Staying on track meant adapting conditioning programs to a remote platform while maintaining the same level of customization, analytics, and customer service. Meanwhile, as a government-mandated essential business, the partners still had to maintain a safe, distanced environment for in-person clients.
“We’re trying to build these resources into an eventual online program for our athletes,” says Garza, now working with Garcia to build a library for remote engagement through the company’s YouTube channel. “Warmup routines, simple movement progressions … they’d have that resource.”
To say that Bio-Dynamic Athletics was destiny for the fitness-focused friends is hardly a stretch. Though drawn to the profession under very different circumstances, both Garcia and Garza consider physical therapy a calling, inspired not by money or job security, but by organic life experience.
As a high school athlete suffering “every injury under the sun,” Garza became fascinated with the technique and technology employed by his own physical therapists. Driven by a will to succeed on his own terms, the former baseball star connected with the Physical Therapist Assistant program at South Texas College, and never looked back.
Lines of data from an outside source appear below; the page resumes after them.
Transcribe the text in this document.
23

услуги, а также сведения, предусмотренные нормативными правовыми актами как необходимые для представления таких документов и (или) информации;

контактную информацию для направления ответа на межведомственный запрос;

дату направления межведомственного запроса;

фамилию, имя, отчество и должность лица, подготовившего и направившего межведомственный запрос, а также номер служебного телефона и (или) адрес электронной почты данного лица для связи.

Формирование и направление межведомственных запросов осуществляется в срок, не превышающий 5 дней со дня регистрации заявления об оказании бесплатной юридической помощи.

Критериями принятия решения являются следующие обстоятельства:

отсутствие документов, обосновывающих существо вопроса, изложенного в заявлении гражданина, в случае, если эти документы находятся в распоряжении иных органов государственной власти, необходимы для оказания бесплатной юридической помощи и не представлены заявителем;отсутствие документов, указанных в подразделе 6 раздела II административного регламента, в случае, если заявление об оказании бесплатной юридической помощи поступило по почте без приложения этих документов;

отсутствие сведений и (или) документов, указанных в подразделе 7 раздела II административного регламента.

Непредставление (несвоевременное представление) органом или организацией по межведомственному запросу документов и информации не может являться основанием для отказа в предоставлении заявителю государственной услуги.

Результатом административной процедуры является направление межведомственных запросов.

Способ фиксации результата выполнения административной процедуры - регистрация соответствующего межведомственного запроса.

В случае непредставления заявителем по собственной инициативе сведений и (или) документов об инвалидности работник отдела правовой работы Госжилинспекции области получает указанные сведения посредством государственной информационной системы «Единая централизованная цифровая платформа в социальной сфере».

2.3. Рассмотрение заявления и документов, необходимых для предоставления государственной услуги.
“Early on I let my professor know I wanted to go for the doctorate PT program,” says Garza. His initiative led him to a bridge program offering credit toward his Doctor of Physical Therapy for coursework and experience already obtained. “I worked really hard to obtain and maintain that 3.5 GPA, it prepared me for the intensity.”
Garcia’s spark of inspiration would happen more suddenly. When his daughter was diagnosed with cerebral palsy, he realized she would require decades of physical therapy, in addition to the usual financial and emotional support required by a child. Where he had previously envisioned himself teaching or working in retail, Garcia now had a singular goal: to become his daughter’s physical therapist.
“As a father, you want to help your children as much as you can, so I decided the best way to help her was to go back to school … so I could help her for her a lifetime,” reflects the father of three. “This profession wasn’t an initial passion but … it became an addiction.”
And while they discovered physical therapy on different emotional planes, Garcia and Garza would converge on the same path to success at South Texas College. With the support of Hernandez, her experienced team of PTA Program faculty and staff, and each other, the pair set a foundation for their life’s work in the Physical Therapist Assistant program, earning their associate degrees and going to work as licensed physical therapist assistants.
“Mrs. Hernandez ran a super-tight ship,” recalls Garcia. “Those skills they gave to us … we turned it into a business.”
“I wouldn’t be here talking to you if it wasn’t for STC and this opportunity,” adds Garza.
For Hernandez, the success of the Bio-Dynamic duo is just further proof that the affordable, accessible career education offered by STC is working as intended in the community.
“They are well-rounded, forward-thinking therapists,” says the instructor. “Mike and Matthew took the sound foundation provided by our program and decided to do more.”